The research team is expanding their experiments to test the efficacy and safety of the technique in larger animals. They hope to translate it into a technique that can be used clinically.
The technology has considerable potential for clinical use, Dr. Airan contends. The main initial challenge would be establishing the safety and toxicity profile of the new compound. The scientists are currently working to test this for use in humans.
“Once we have an investigational license, we aim to complete our initial clinical trials to use this technique for localizing and anesthetizing regions of the brain contributing to seizure activity,” he said. “Eventually the technique would be straightforward and could be used by a clinician who knows which brain region they want to anesthetize. They can just start the caged propofol infusion intravenously, point the ultrasound beam at the target and turn it on when you want the local anesthesia to start, and turn it off once you're done.”
“What if we could simulate the effects of neurosurgery — uncage an anesthetic and turn off a chunk of brain to see if we could stop seizure activity?” asked Dr. Airan. “We would not have to enter the brain to do this. It would be amazing.”
Independent experts agreed that the methodology has potential for clinical use. “This is like reversible neurosurgery,” said Robert S. Fisher, MD, PhD, FAAN, Maslah Saul MD professor and director of the Stanford Epilepsy Center. Dr. Fisher noted that the anesthetic delivered in the current experiment put a very targeted area of the brain to sleep for a limited time. “In epilepsy this technique could be used to tell us whether the targeted area is in an eloquent area of the brain that controls important functions,” he said.
“I think this technique has great potential,” agreed Emery N. Brown, MD, PhD, professor of medical engineering and computational neuroscience at MIT and professor of anesthesia at Harvard Medical School. “This is a proof of concept that the technology will be able to deliver a drug that can inhibit tissue in a specific location. One of the most obvious areas is in seizure diagnosis and control. Suppose you can hunt out foci and use ultrasound to arrest the seizures and help localize them noninvasively?”

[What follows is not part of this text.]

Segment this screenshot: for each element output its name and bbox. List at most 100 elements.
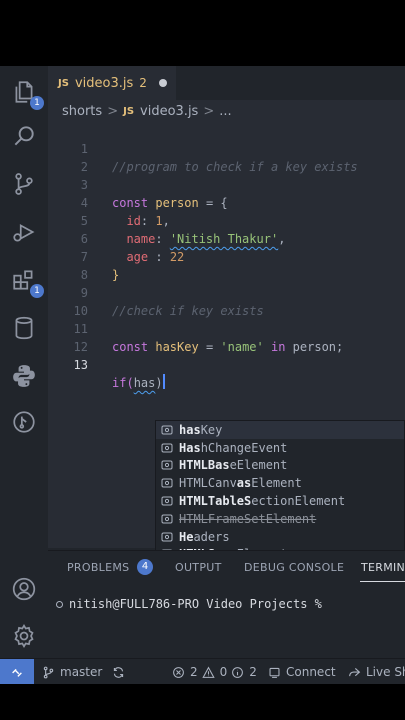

The work was funded by the National Institutes of Health, the Stanford Center for Cancer Nanotechnology Excellence, the Foundation of the American Society for Neuroradiology, the Wallace H. Coulter Foundation, the Dana Foundation, and the Wu Tsai Neurosciences Institute. Provisional patents applications have been filed for the nanoparticles described in the paper by Stanford University and Johns Hopkins University.